CVE-2022-41977: 
NixOS vulnerability analysis and mitigation

An out-of-bounds read vulnerability (CVE-2022-41977) exists in OpenImageIO version v2.3.19.0 in the way it processes string fields in TIFF image files. The vulnerability was discovered by Lilith of Cisco Talos and was publicly disclosed on December 22, 2022. The affected versions include OpenImageIO master-branch-9aeece7a and v2.3.19.0 (Talos Report).
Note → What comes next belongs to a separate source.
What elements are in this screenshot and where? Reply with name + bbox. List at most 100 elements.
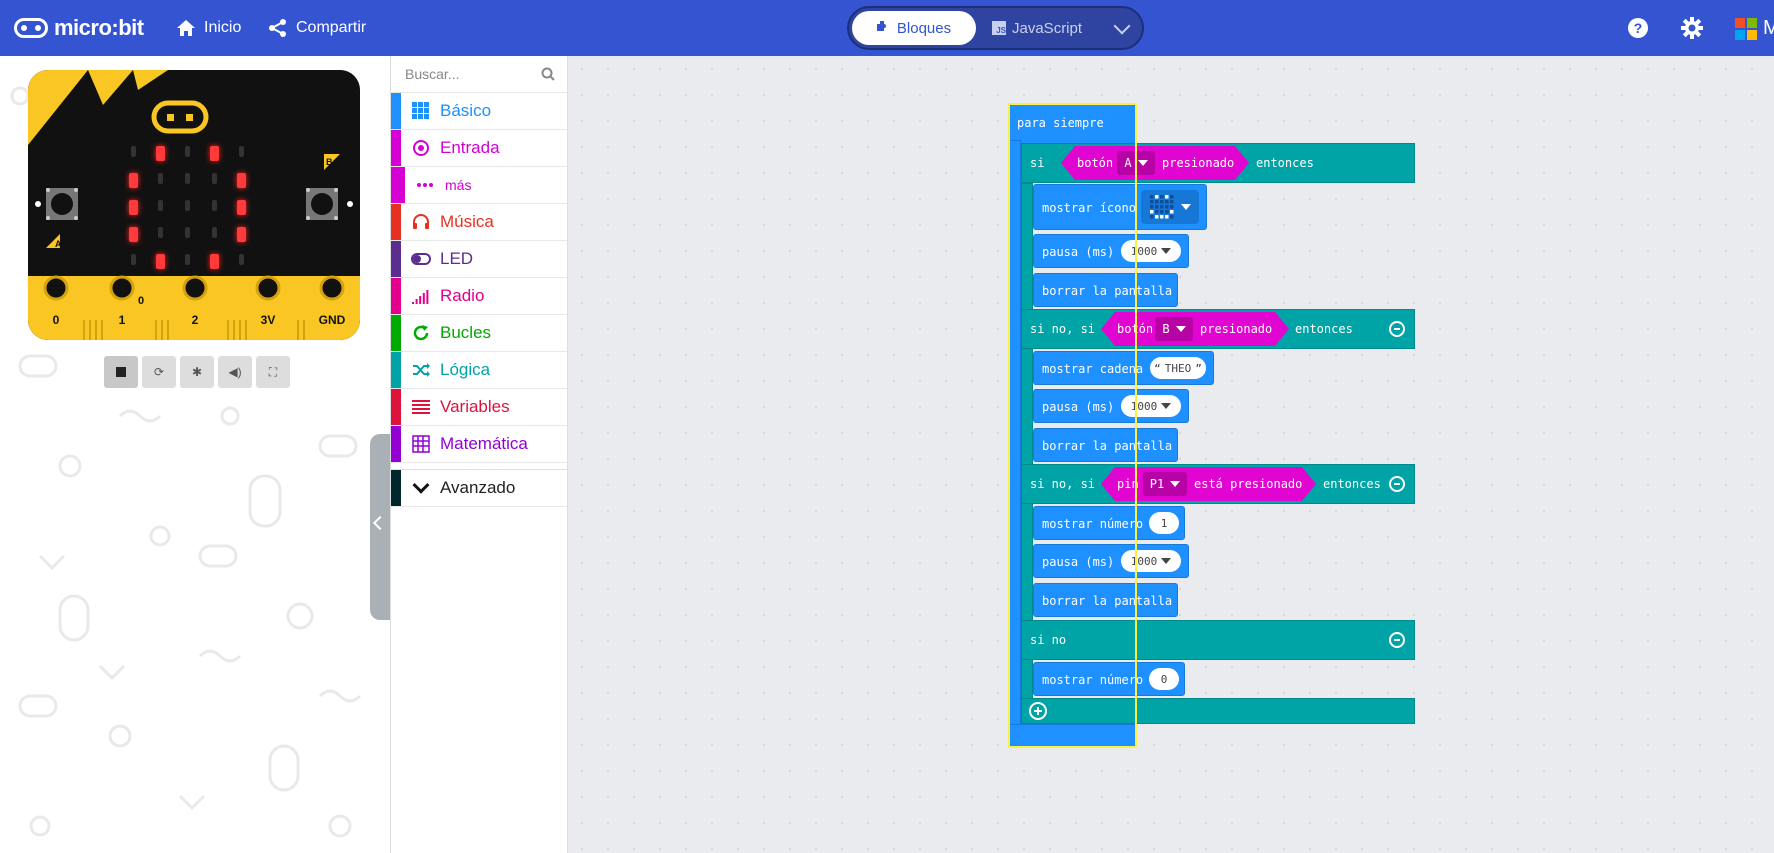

The vulnerability occurs in the TIFF file string field processing where the library creates a stringview with a fixed length of 20 bytes for TIFFTAGDATETIME fields, regardless of the actual data length in the file. If the TIFF file contains a TIFFTAGDATETIME directory with a size less than 20 bytes, it results in an out-of-bounds read on the heap. The vulnerability has been assigned a CVSSv3 score of 5.3 (CVSS:3.0/AV:N/AC:L/PR:N/UI:N/S:U/C:L/I:N/A:N) and is classified as CWE-125 (Out-of-bounds Read) ([Talos Report](https://talosintelligence.com/vulnerabilityreports/TALOS-2022-1627)).

This vulnerability results in an out-of-bounds read of adjacent heap data which can contain sensitive process information. When combined with other vulnerabilities, it could potentially be used as an information leak exploit component to bypass security mitigations (Talos Report).

The vulnerability was patched in the vendor release on November 1, 2022. Users are recommended to upgrade to a patched version of OpenImageIO. For Debian systems, the fix is available in version 2.2.10.1+dfsg-1+deb11u1 for the stable distribution (bullseye) (Debian Advisory).